Prevention of opioid-induced respiratory depression by naloxone at the preBötC in anesthetized rats (n = 4). A, Schema and histological section showing location of probes (arrows) for bilateral application of aCSF or naloxone into both preBötCs. B, Full prevention of fentanyl-induced suppression of respiratory rate by naloxone (300 μm, filled circles compared with aCSF (control, open circles). Diaphragm muscle amplitude was slightly, but not significantly, reduced by intravenous administration of fentanyl. Naloxone at the preBötC failed to prevent the suppression of blood pressure and genioglossus muscle activity produced by intravenous fentanyl. Data are means ± SEM. C, Significant correlation (r² = 0.52, p = 0.028) between degree of prevention of respiratory rate and average distance from perfusion sites to preBötCs (−12.5 mm posterior, 2.5 mm either side of the midline, and −10.2 mm ventral to bregma). These coordinates correspond to a region of high NK1R expression. Genioglossus muscle suppression by opioids was not correlated with the average distance from perfusion sites to preBötCs since naloxone did not prevent the suppression. supplemental Figure 2 (available at www.jneurosci.org as supplemental material) shows that respiratory rate depression following intravenous opioids was not fully prevented even when one of the two naloxone perfusion sites was at the preBötC, i.e., both are required and both mediate the suppression following systemic opioid administration. * indicates when fentanyl significantly decreases activity (p < 0.05, post hoc Bonferroni t tests).

Figure 7.

μ-Opioid receptor-induced inhibition of neurokinin-1 receptor-expressing (NK1R) inspiratory preBötC neurons in vitro. A, Whole-nerve recording from hypoglossal (XII) rootlet and whole-cell intracellular recording of NK1R-expressing preBötC neurons (red fluorescent labeling from internalization of tetramethylrhodamine-conjugated Substance P).
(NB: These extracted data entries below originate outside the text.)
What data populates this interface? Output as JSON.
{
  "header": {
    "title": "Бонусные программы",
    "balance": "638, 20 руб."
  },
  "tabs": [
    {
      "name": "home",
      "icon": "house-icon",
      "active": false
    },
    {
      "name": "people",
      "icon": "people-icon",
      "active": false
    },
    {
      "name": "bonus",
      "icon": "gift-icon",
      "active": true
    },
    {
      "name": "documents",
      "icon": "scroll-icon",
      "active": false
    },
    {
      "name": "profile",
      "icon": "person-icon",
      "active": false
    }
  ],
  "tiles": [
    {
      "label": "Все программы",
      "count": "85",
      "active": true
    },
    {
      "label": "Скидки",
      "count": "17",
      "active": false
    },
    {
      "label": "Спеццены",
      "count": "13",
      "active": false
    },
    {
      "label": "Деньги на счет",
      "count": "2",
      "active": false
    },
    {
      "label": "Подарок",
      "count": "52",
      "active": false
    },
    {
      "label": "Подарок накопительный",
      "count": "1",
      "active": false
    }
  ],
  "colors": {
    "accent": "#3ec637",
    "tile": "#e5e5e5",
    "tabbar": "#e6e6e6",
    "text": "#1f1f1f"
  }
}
B, Application of DAMGO (0.5 μm) to the bathing medium of the tissue slice decreased respiratory rate (as shown by decreased frequency of respiratory bursts in the XII nerve rootlet). Simultaneous current-clamp recording of a NK1R-expressing preBötC neuron showed membrane hyperpolarization, and clear suppression of inspiratory depolarization such that the threshold for action potential generation was not reached. C, Recordings of a non-NK1R-expressing preBötC neuron showing its lack of response to bath application of the μ-opioid receptor agonist DAMGO (0.5 μm). D, DAMGO-induced membrane hyperpolarization persisted in the presence of TTX (1 μm). na, Nucleus ambiguus; io, inferior olive, XIIn, hypoglossal motor nucleus; XII hypoglossal nerve rootlet.